If there's one thing the 70s did to me, it's the way the British TV Shows Follyfoot and Black Beauty have warped my mind against upper-middle-class girls who love horses. Take this episode of Follyfoot, for example. The opening titles are meant to be whimsical and perhaps a little haunting, but to me, they're creepy. The horse in the title graphic looks like something Dali would have painted. I'm surprised there isn't a melting clock there and a tree covered in ants. And the opening shot? Honestly, what the hell's going there? It's like that version of Animal Farm we weren't supposed to see. And there's Dora and and the old codger, Slugger, cheerily looking on. [Edit: That video has been removed, so I've switched it out for just the opening titles.
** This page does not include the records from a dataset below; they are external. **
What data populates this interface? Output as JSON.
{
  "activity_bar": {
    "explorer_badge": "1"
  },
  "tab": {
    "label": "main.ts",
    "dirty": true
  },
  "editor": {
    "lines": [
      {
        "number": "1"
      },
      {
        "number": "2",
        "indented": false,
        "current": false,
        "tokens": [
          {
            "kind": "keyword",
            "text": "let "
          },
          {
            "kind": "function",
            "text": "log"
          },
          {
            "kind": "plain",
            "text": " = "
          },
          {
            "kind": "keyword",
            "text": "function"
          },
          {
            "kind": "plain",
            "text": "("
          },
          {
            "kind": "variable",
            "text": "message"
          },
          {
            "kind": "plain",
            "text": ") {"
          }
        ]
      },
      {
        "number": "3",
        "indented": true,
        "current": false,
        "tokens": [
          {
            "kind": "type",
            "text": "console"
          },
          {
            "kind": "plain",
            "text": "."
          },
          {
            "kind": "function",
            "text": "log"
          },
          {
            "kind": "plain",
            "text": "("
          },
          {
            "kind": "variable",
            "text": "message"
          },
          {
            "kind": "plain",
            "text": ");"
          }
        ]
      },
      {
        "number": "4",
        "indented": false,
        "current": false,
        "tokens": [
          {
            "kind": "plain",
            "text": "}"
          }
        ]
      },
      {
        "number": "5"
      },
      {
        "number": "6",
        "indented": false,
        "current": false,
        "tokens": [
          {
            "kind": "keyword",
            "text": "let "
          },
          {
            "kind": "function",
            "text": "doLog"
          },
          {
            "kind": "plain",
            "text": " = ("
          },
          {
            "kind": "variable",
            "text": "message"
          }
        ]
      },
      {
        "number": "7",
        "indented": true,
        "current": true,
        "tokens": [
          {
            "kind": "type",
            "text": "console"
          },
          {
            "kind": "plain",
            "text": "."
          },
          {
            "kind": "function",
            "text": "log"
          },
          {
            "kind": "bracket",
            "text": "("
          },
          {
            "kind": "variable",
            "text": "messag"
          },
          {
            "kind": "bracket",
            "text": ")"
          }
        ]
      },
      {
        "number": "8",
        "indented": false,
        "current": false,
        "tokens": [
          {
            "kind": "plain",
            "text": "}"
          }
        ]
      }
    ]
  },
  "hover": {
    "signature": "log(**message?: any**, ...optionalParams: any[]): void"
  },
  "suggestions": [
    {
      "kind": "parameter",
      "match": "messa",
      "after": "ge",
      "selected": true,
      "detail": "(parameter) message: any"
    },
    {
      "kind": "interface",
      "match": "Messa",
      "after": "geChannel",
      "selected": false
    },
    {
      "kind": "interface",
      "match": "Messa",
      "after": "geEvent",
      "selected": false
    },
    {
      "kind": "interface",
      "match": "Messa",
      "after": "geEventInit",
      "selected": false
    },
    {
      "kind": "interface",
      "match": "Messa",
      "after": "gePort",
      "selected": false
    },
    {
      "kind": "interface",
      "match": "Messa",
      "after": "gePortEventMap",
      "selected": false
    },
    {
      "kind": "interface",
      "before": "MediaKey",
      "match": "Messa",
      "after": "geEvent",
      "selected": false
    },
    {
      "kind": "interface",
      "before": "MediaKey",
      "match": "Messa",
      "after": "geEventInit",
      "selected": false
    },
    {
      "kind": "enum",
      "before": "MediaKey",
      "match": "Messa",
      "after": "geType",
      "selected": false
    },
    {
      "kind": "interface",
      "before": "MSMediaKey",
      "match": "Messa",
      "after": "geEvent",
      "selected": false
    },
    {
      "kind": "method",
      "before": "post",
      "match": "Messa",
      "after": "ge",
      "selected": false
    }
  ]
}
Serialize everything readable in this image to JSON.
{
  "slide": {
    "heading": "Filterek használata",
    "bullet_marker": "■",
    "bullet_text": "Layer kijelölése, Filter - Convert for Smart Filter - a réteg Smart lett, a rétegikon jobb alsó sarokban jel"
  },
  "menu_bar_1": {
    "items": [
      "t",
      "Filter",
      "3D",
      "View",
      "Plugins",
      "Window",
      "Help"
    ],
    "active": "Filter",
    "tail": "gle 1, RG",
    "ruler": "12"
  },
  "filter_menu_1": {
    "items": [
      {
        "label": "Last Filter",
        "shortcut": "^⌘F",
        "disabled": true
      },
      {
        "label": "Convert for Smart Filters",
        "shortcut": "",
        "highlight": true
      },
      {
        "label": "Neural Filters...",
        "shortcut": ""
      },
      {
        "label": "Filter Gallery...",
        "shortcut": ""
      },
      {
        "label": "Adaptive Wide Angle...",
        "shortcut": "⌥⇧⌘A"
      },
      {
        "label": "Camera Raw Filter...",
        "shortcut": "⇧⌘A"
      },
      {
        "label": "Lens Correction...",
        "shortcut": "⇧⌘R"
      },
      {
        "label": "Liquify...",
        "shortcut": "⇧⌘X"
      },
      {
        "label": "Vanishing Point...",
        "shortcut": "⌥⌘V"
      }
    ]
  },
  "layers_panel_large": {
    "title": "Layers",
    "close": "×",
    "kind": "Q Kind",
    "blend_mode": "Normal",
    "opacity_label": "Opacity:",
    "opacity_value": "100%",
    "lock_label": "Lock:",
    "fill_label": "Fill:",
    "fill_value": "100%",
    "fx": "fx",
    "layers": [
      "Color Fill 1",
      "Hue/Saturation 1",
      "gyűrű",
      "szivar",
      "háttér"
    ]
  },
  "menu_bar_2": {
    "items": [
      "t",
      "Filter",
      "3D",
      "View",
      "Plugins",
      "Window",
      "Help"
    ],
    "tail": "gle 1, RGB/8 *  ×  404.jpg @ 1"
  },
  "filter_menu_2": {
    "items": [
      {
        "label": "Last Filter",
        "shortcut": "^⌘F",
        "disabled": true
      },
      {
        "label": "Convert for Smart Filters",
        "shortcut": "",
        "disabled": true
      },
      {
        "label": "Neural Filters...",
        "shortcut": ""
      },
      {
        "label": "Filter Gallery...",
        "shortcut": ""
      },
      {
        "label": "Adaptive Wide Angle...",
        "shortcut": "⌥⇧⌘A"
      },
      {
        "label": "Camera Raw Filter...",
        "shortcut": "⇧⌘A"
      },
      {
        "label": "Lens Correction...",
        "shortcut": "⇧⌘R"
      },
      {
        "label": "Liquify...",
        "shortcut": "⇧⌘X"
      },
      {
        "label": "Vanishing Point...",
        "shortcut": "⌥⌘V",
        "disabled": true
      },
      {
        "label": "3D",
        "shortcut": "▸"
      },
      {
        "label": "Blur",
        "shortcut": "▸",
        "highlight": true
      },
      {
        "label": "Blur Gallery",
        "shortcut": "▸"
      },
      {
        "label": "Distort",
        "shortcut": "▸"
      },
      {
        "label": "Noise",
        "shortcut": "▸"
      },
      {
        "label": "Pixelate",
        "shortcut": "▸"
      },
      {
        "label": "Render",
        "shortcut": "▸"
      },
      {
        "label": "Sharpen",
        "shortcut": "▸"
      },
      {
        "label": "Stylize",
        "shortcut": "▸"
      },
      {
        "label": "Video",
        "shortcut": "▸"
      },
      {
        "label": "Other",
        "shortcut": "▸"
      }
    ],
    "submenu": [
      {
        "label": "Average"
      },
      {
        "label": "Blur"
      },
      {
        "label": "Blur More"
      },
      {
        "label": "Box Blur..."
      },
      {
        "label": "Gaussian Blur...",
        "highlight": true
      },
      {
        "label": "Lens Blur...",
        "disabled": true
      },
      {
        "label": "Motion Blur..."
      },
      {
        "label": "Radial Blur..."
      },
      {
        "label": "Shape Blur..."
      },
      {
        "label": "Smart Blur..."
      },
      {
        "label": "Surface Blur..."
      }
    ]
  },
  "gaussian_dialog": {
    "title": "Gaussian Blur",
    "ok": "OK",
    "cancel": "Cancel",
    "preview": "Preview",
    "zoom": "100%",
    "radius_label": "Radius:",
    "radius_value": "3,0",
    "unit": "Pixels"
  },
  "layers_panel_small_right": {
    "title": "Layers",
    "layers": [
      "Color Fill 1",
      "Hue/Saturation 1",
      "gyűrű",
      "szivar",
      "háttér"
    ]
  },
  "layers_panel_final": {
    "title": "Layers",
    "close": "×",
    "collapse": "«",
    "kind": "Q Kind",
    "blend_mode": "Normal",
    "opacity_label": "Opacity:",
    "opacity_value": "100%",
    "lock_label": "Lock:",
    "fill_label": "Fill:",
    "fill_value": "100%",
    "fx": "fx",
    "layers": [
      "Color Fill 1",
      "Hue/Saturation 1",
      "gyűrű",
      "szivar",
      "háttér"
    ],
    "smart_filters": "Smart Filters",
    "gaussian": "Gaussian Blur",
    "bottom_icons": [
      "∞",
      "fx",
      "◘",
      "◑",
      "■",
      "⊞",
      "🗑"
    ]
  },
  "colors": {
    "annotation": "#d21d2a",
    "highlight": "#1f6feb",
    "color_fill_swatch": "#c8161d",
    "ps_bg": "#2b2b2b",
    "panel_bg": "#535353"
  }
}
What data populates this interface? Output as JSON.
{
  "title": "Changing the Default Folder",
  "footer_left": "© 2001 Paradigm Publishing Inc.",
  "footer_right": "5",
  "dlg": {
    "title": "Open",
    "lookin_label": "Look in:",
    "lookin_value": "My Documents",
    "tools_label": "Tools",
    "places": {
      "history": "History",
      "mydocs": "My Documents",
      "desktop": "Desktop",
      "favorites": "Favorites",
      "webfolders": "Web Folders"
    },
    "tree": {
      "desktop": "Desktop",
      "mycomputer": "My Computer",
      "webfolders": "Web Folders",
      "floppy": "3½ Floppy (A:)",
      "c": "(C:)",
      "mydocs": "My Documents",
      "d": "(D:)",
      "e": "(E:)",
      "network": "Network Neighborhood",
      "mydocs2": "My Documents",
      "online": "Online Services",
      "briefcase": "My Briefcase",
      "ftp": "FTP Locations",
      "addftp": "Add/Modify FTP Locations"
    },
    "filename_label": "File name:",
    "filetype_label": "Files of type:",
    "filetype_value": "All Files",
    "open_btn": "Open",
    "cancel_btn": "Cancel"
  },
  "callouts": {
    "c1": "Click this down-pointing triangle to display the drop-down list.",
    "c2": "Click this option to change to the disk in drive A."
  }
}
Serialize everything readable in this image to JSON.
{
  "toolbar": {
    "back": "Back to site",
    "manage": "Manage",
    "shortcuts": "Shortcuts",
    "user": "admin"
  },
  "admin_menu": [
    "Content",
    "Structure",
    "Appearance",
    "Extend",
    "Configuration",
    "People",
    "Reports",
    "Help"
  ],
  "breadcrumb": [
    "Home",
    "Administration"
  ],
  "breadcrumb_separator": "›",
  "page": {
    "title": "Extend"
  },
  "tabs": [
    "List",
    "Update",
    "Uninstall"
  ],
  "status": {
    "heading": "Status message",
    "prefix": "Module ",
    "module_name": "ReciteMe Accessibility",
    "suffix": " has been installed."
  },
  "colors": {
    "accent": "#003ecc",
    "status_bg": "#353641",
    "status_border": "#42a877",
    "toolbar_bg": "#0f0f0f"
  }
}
Never thought I'd see something too weird for YouTube]

Growing up in a city, where the only live horses we ever saw had coppers on them carrying sticks, Follyfoot was about as far removed from real life as you could get. Probably to my detriment, rather than consider the rural life of hanging round the stables with a cute teen who likes horses as a kind of escapist fantasy world, I saw it as a nightmare vision of dull, drawn-out pain, somewhat akin to having a tooth pulled out by a wire tied to an exceptionally strong, yet still excruciatingly slow, snail. Also, I was the son of a working-class Scottish family, who, previous to moving to London, had been living in trailer parks for the most of the 60s, whereas Dora was the daughter of a diplomat, who complained about not getting a pony for her 10th birthday and getting really expensive dresses instead.

Worth watching this until the end, though, just to discover that it was directed by a guy called Stephen Frears, who is probably best known now for directing The Queen.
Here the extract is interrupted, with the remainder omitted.